Tuesday, about 3 p.m. I was walking out of the Wellness Center when I saw the report of actor Heath Ledger’s death on the lobby television. I nearly wept. He was one of the more talented young actors to come along in some time. Ledger didn’t court the kind of cheap celebrity that Hollywood often promotes. He was brooding, yes, but also a serious, committed artist.

Wednesday I was eating lunch in my car, listening to American Family Radio. The commentators did well denouncing a press release they’d received essentially mocking Ledger’s death. The release said something to the effect of “He lost his eternal soul promoting homosexuality,” referring to Ledger’s Oscar-nominated portrayal of a gay cowboy in the 2005 film “Brokeback Mountain.”

Where does the kind of hate, found in this press release, come from?
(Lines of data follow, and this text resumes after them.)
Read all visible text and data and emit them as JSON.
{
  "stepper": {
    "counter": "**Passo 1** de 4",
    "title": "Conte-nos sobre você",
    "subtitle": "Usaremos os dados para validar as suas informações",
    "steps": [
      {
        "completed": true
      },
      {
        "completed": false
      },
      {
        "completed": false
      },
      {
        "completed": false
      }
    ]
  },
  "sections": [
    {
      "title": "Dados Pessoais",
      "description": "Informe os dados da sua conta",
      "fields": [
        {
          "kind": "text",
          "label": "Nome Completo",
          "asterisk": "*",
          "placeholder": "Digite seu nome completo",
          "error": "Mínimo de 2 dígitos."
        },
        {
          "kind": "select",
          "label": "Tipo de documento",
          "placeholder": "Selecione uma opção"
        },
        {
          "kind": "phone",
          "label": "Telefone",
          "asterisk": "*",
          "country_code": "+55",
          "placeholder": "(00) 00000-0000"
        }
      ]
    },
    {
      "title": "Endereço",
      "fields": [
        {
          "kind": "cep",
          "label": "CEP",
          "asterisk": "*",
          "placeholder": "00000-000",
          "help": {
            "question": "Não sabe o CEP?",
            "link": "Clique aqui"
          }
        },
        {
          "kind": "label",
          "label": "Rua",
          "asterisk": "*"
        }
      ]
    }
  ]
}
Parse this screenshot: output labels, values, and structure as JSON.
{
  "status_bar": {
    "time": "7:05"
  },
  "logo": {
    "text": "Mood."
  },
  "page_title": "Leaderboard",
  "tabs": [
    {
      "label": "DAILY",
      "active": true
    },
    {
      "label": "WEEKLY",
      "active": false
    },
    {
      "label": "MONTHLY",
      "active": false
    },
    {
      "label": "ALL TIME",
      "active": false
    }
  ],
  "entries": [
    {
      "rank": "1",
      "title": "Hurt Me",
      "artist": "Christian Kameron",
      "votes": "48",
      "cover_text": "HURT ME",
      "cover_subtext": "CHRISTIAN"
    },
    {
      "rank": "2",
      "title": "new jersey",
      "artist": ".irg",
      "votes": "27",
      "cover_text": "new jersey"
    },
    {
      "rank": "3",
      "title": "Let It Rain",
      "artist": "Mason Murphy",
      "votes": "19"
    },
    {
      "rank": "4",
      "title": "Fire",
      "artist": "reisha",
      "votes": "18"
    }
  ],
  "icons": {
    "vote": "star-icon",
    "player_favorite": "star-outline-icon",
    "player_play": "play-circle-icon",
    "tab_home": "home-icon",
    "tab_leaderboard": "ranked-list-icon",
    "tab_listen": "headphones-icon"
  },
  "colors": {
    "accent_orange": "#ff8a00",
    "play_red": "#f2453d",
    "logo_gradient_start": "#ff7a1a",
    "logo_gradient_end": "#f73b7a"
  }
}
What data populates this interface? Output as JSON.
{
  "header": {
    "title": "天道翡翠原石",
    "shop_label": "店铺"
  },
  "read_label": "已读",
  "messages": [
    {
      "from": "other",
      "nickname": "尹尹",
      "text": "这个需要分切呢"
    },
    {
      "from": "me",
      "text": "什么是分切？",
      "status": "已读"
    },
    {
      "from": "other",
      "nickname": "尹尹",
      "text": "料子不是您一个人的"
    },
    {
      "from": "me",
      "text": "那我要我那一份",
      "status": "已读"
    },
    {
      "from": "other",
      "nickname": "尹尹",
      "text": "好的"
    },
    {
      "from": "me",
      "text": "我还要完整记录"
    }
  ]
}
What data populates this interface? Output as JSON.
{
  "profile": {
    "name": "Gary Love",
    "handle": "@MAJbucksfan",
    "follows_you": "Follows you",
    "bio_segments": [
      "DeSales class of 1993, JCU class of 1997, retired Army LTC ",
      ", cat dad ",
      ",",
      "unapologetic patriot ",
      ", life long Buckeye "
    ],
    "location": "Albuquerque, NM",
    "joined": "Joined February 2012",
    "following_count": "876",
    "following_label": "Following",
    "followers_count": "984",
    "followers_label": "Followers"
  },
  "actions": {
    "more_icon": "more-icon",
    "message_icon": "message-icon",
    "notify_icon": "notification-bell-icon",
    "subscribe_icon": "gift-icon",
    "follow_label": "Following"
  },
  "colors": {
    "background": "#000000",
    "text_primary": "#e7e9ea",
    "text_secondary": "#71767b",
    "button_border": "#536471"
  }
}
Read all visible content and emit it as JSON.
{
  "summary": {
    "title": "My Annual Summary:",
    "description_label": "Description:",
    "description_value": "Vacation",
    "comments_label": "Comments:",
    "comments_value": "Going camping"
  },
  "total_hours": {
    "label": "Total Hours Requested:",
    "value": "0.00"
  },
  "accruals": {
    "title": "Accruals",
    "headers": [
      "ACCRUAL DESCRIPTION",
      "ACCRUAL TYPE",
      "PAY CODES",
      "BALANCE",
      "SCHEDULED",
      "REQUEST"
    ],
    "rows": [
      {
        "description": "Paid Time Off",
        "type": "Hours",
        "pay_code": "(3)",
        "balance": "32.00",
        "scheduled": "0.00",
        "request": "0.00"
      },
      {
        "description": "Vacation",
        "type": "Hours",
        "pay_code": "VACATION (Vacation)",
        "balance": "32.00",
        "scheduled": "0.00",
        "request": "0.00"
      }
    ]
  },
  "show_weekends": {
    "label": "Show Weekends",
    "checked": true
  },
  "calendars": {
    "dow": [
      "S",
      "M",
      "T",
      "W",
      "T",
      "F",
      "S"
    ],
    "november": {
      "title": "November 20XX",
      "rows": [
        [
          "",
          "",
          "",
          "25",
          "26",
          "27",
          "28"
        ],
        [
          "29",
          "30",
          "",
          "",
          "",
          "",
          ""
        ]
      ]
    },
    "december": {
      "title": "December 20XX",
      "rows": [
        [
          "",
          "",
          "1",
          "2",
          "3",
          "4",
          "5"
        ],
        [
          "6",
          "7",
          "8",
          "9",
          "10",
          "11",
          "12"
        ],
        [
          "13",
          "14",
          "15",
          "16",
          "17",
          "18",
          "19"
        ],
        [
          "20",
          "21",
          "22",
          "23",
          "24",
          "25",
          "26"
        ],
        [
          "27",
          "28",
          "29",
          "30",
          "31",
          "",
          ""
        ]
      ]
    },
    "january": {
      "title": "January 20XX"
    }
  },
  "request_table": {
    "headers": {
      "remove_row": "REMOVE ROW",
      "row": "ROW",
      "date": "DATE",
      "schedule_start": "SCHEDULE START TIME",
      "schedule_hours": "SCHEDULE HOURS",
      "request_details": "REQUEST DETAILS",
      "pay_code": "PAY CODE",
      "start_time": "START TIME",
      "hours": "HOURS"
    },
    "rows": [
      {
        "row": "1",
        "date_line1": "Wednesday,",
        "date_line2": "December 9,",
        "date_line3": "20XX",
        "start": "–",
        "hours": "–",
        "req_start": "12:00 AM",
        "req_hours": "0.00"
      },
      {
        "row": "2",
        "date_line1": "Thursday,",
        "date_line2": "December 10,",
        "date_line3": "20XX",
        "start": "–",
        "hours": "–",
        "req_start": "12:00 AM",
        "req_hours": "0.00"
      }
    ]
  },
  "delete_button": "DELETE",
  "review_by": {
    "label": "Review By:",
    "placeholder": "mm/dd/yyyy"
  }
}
How can anyone confuse that with the teachings of Jesus Christ?

How dare any person pronounce on the soul of another. What gives any of us the right or knowledge to make any statement about where another person will spend eternity – no matter how “sure” we are about our own reading of the Bible or God’s will?

The AFR commentators got it right, saying, to paraphrase, this is exactly the kind of thing that leads non-Christians to see Christians as mean, self-righteous people.

Well done AFR. I would take it one step further.

Oscar Wilde – a homosexual, also one of the most revered literary figures of the late nineteenth century – in the preface to his novel “The Portrait of Dorian Grey” said that art is neither moral nor immoral, a statement with which I wholeheartedly agree.

Putting aside the issue of whether or not homosexuality is intrinsically immoral, exactly how did Ledger “promote” it? In his portrayal of a homosexual? Did Johnny Depp’s performance in “Pirates of the Caribbean” promote piracy? What kind of reasoning is this?

Ledger was an artist, portraying, quite well, the human condition. His soulful performances, like all great art, met us at that place where our prejudices collide with our most primordial, unprotected feelings.

I thought Ledger was brilliant – tortured – in “Brokeback Mountain” as he was in “Monster’s Ball.” When I saw those movies I was challenged to examine who I am and what I stand for. That’s a process that all people of faith need to continue throughout their lives. What good is faith or convictions if they’re not challenged?

I take real exception with people equating an artist with his or her work. I take special exception when people go a step further and pronounce, based on that art, about a person’s spirituality – even their salvation!

Heath Ledger was a fine artist who died too young. We’ll never know how great he could have been. His performances pulled back the veneer of social convention and presented the troubling, darker side of human life. In my mind, Ledger was touched by God. God rest his soul.